Tony Gubba knows all about the terminology and has found his true calling as a commentator after years spent suffocating under John Motson's pile of useless facts. Dolpin lifts, the Cinderella, all well and good, but sometimes you think he's just making it up as he goes along. "The rotating Isle of Man"? Come on, Tony, we're not that gubba-lible.

He was straight into his slippery stride for this new series, greeting Kerry Katona's efforts with the quip: "She wants to show she's still an Atomic Kitten, not just an alley cat." Katona looked very confused – this ain't Iceland, darlin' – but maybe she thought dancing on ice was some kind of party drug trial. It was a relief to see one of her children in the audience. Who knows where the others were, but at least one of them was being looked after.

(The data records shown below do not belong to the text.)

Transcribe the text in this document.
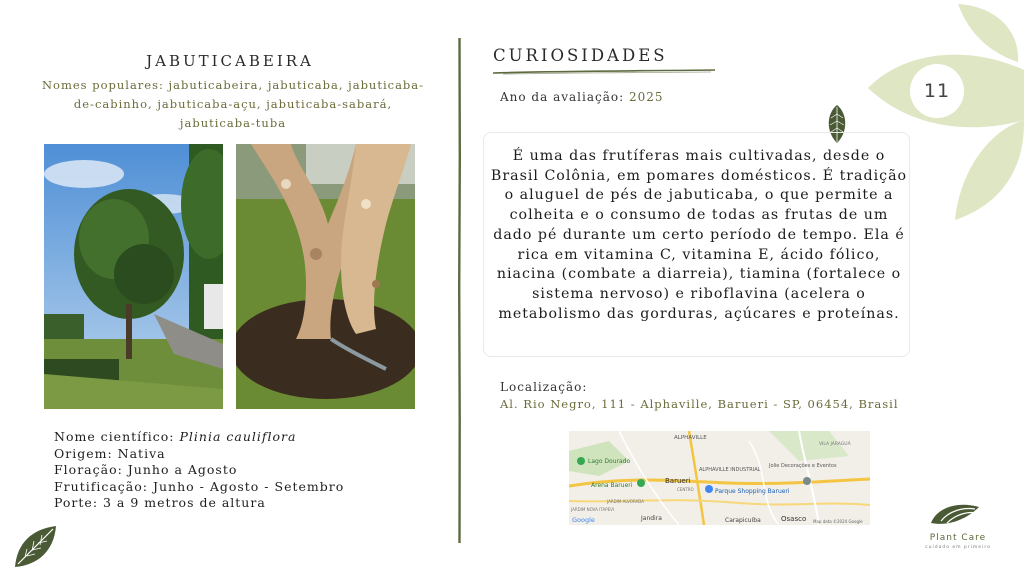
11
JABUTICABEIRA
Nomes populares: jabuticabeira, jabuticaba, jabuticaba-de-cabinho, jabuticaba-açu, jabuticaba-sabará, jabuticaba-tuba
Nome científico: Plinia cauliflora
Origem: Nativa
Floração: Junho a Agosto
Frutificação: Junho - Agosto - Setembro
Porte: 3 a 9 metros de altura
CURIOSIDADES
Ano da avaliação: 2025
É uma das frutíferas mais cultivadas, desde o Brasil Colônia, em pomares domésticos. É tradição o aluguel de pés de jabuticaba, o que permite a colheita e o consumo de todas as frutas de um dado pé durante um certo período de tempo. Ela é rica em vitamina C, vitamina E, ácido fólico, niacina (combate a diarreia), tiamina (fortalece o sistema nervoso) e riboflavina (acelera o metabolismo das gorduras, açúcares e proteínas.
Localização:
Al. Rio Negro, 111 - Alphaville, Barueri - SP, 06454, Brasil
ALPHAVILLE
VILA JARAGUÁ
Lago Dourado
ALPHAVILLE INDUSTRIAL
Jolie Decorações e Eventos
Barueri
Arena Barueri
CENTRO	Parque Shopping Barueri
JARDIM ALVORADA
JARDIM NOVA ITAPEVI
Jandira	Carapicuíba	Osasco
Google	Map data ©2024 Google
Plant Care
cuidado em primeiro
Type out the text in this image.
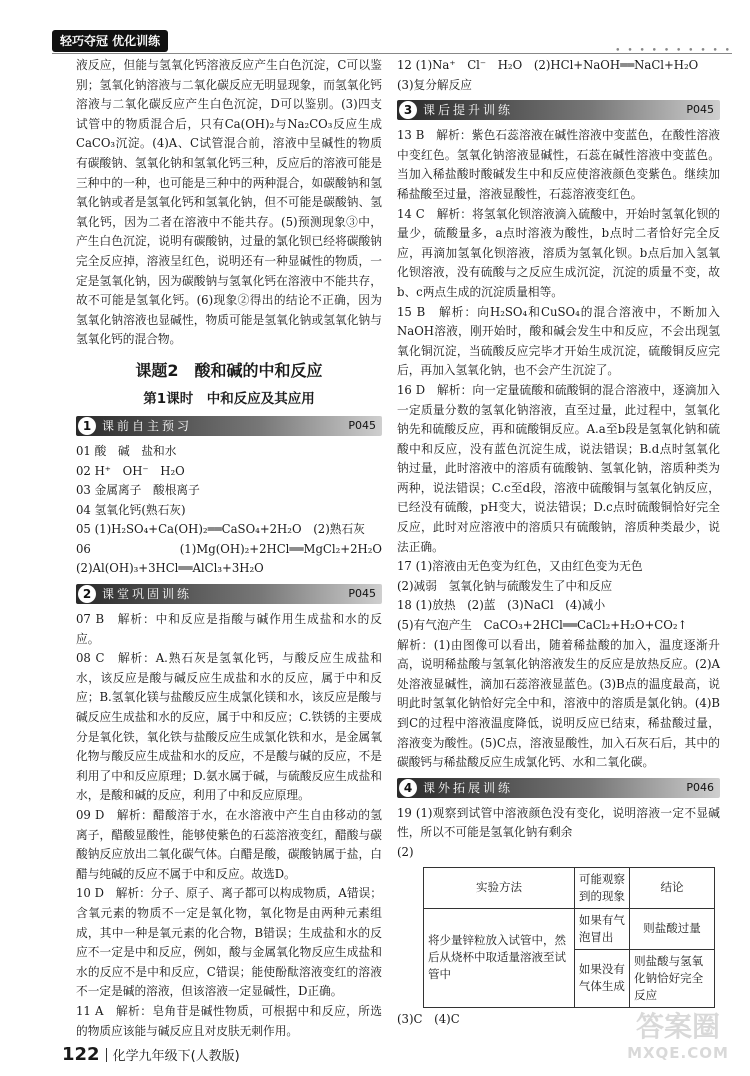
轻巧夺冠 优化训练
• • • • • • • • • •

液反应，但能与氢氧化钙溶液反应产生白色沉淀，C可以鉴别；氢氧化钠溶液与二氧化碳反应无明显现象，而氢氧化钙溶液与二氧化碳反应产生白色沉淀，D可以鉴别。(3)四支试管中的物质混合后，只有Ca(OH)₂与Na₂CO₃反应生成CaCO₃沉淀。(4)A、C试管混合前，溶液中呈碱性的物质有碳酸钠、氢氧化钠和氢氧化钙三种，反应后的溶液可能是三种中的一种，也可能是三种中的两种混合，如碳酸钠和氢氧化钠或者是氢氧化钙和氢氧化钠，但不可能是碳酸钠、氢氧化钙，因为二者在溶液中不能共存。(5)预测现象③中，产生白色沉淀，说明有碳酸钠，过量的氯化钡已经将碳酸钠完全反应掉，溶液呈红色，说明还有一种显碱性的物质，一定是氢氧化钠，因为碳酸钠与氢氧化钙在溶液中不能共存，故不可能是氢氧化钙。(6)现象②得出的结论不正确，因为氢氧化钠溶液也显碱性，物质可能是氢氧化钠或氢氧化钠与氢氧化钙的混合物。

课题2　酸和碱的中和反应

第1课时　中和反应及其应用

1 课前自主预习	P045

01 酸　碱　盐和水

02 H⁺　OH⁻　H₂O

03 金属离子　酸根离子

04 氢氧化钙(熟石灰)

05 (1)H₂SO₄+Ca(OH)₂══CaSO₄+2H₂O　(2)熟石灰

06 (1)Mg(OH)₂+2HCl══MgCl₂+2H₂O　(2)Al(OH)₃+3HCl══AlCl₃+3H₂O

2 课堂巩固训练	P045

07 B　解析：中和反应是指酸与碱作用生成盐和水的反应。

08 C　解析：A.熟石灰是氢氧化钙，与酸反应生成盐和水，该反应是酸与碱反应生成盐和水的反应，属于中和反应；B.氢氧化镁与盐酸反应生成氯化镁和水，该反应是酸与碱反应生成盐和水的反应，属于中和反应；C.铁锈的主要成分是氧化铁，氧化铁与盐酸反应生成氯化铁和水，是金属氧化物与酸反应生成盐和水的反应，不是酸与碱的反应，不是利用了中和反应原理；D.氨水属于碱，与硫酸反应生成盐和水，是酸和碱的反应，利用了中和反应原理。

09 D　解析：醋酸溶于水，在水溶液中产生自由移动的氢离子，醋酸显酸性，能够使紫色的石蕊溶液变红，醋酸与碳酸钠反应放出二氧化碳气体。白醋是酸，碳酸钠属于盐，白醋与纯碱的反应不属于中和反应。故选D。

10 D　解析：分子、原子、离子都可以构成物质，A错误；含氧元素的物质不一定是氧化物，氧化物是由两种元素组成，其中一种是氧元素的化合物，B错误；生成盐和水的反应不一定是中和反应，例如，酸与金属氧化物反应生成盐和水的反应不是中和反应，C错误；能使酚酞溶液变红的溶液不一定是碱的溶液，但该溶液一定显碱性，D正确。

11 A　解析：皂角苷是碱性物质，可根据中和反应，所选的物质应该能与碱反应且对皮肤无刺作用。

12 (1)Na⁺　Cl⁻　H₂O　(2)HCl+NaOH══NaCl+H₂O

(3)复分解反应

3 课后提升训练	P045

13 B　解析：紫色石蕊溶液在碱性溶液中变蓝色，在酸性溶液中变红色。氢氧化钠溶液显碱性，石蕊在碱性溶液中变蓝色。当加入稀盐酸时酸碱发生中和反应使溶液颜色变紫色。继续加稀盐酸至过量，溶液显酸性，石蕊溶液变红色。

14 C　解析：将氢氧化钡溶液滴入硫酸中，开始时氢氧化钡的量少，硫酸量多，a点时溶液为酸性，b点时二者恰好完全反应，再滴加氢氧化钡溶液，溶质为氢氧化钡。b点后加入氢氧化钡溶液，没有硫酸与之反应生成沉淀，沉淀的质量不变，故b、c两点生成的沉淀质量相等。

15 B　解析：向H₂SO₄和CuSO₄的混合溶液中，不断加入NaOH溶液，刚开始时，酸和碱会发生中和反应，不会出现氢氧化铜沉淀，当硫酸反应完毕才开始生成沉淀，硫酸铜反应完后，再加入氢氧化钠，也不会产生沉淀了。

16 D　解析：向一定量硫酸和硫酸铜的混合溶液中，逐滴加入一定质量分数的氢氧化钠溶液，直至过量，此过程中，氢氧化钠先和硫酸反应，再和硫酸铜反应。A.a至b段是氢氧化钠和硫酸中和反应，没有蓝色沉淀生成，说法错误；B.d点时氢氧化钠过量，此时溶液中的溶质有硫酸钠、氢氧化钠，溶质种类为两种，说法错误；C.c至d段，溶液中硫酸铜与氢氧化钠反应，已经没有硫酸，pH变大，说法错误；D.c点时硫酸铜恰好完全反应，此时对应溶液中的溶质只有硫酸钠，溶质种类最少，说法正确。

17 (1)溶液由无色变为红色，又由红色变为无色

(2)减弱　氢氧化钠与硫酸发生了中和反应

18 (1)放热　(2)蓝　(3)NaCl　(4)减小

(5)有气泡产生　CaCO₃+2HCl══CaCl₂+H₂O+CO₂↑

解析：(1)由图像可以看出，随着稀盐酸的加入，温度逐渐升高，说明稀盐酸与氢氧化钠溶液发生的反应是放热反应。(2)A处溶液显碱性，滴加石蕊溶液显蓝色。(3)B点的温度最高，说明此时氢氧化钠恰好完全中和，溶液中的溶质是氯化钠。(4)B到C的过程中溶液温度降低，说明反应已结束，稀盐酸过量，溶液变为酸性。(5)C点，溶液显酸性，加入石灰石后，其中的碳酸钙与稀盐酸反应生成氯化钙、水和二氧化碳。

4 课外拓展训练	P046

19 (1)观察到试管中溶液颜色没有变化，说明溶液一定不显碱性，所以不可能是氢氧化钠有剩余

(2)

实验方法	可能观察到的现象	结论
将少量锌粒放入试管中，然后从烧杯中取适量溶液至试管中	如果有气泡冒出	则盐酸过量
	如果没有气体生成	则盐酸与氢氧化钠恰好完全反应

(3)C　(4)C

122 化学九年级下(人教版)
答案圈
MXQE.COM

Gubba was more complimentary about Angela Rippon, perhaps because she is from his generation of Seventies Saturday evenings on the BBC. The former newsreader twirled for Morecambe and Wise 35 years ago and wowed the nation but this is a crueller world and she was soon sent ice-packing – though not before Gubba had praised the "more mature lady": "Angela has still got great legs. She even wobbles gracefully." So do Weebles, and they lost their appeal sometime back in the 1970s too.

Still, it's a good job the show is on ITV because Rippon, 66, probably wouldn't have got anywhere near the BBC – only hideously unsuitable oldies are invited on their talent shows so we can just laugh at them. She didn't survive the viewers' poll but Johnson Beharry VC, the only living soldier to hold the military's highest honour for bravery, is not likely to be voted off any time soon.

He saved the lives of 30 men in Iraq, then fell into a coma with a one per cent chance of survival. "I want other soldiers to see that there is hope," he said, and with lines like that he could slit Jason Gardener's throat with his skates – that move is called "ice and a slice" – and still go through to next week.

From the sub-zero sublime to the ridiculous, and ageing white rapper Vanilla Ice, also known as Robert van Winkle. Like his namesake, you wondered what he had been up to for the last 20 years. The answer, it seems, is practising his figure-skating.

He may be about as welcome in modern rap music as Angela Rippon – with a hip replacement here and a hop there – yet he seemed a lot cooler than in his heyday, though that's not very hard and it may have just been because of the temperature in the auditorium. But in the battle of the ageing C-listers, it looks like Cork had better get his skates on.